= The Convict's Code =

1930 American film

The Convict's Code is an American film directed by Harry Revier. Considered a low-budget melodrama, it uses a screenplay by Mabel Z. Carroll and Vincent Valentini. It is a black and white film seven reels in length, and has a running time of 66 minutes. It was made by producer W. Ray Johnston's film company, and was distributed by Syndicate Pictures. It was the last film that actor Cullen Landis starred in.

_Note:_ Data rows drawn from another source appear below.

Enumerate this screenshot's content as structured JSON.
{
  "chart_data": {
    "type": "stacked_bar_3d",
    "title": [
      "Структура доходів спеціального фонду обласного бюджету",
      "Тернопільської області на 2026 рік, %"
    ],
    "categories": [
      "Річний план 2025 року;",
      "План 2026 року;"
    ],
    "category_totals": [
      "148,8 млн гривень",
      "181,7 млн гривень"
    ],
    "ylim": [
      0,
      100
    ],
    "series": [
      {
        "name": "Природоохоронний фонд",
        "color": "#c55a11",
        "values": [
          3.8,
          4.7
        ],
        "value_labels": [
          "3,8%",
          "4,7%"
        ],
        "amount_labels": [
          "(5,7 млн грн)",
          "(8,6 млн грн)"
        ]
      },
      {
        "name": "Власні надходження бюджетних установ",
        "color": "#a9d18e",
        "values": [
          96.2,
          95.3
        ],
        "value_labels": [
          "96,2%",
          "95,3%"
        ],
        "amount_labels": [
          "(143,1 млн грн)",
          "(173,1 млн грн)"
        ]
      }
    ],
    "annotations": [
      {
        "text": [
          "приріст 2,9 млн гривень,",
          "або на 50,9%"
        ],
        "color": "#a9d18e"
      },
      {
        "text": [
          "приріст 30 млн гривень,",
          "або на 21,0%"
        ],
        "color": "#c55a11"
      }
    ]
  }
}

According to the American Film Institute the film was released in August 1930. However, film historian Michael R. Pitts states the film was released on October 5, 1930.

==Cast==
- Cullen Landis as Kenneth Avery
- Eloise Taylor as Nan Perry
- William Morris as Theodore Perry
- Robert Cummings as Governor Johnson
- Lyle Evans as Robert Shannon
- Mabel Z. Carroll as Mazie Lawrence
- John Irwin as a lifer
- John Burkell as trusty

==Plot==
Former stockbroker Kenneth Avery is in prison for the murder of Mazie Lawrence. He is sentenced to death by electrocution. Nan Perry makes a plea to the governor for his life, but is unsuccessful. His execution is interrupted by a prison break. Robert Shannon, a fellow convict, is fatally injured in the prison escape. As he is dying he confesses to Mazie' murder and exonerates Kenneth.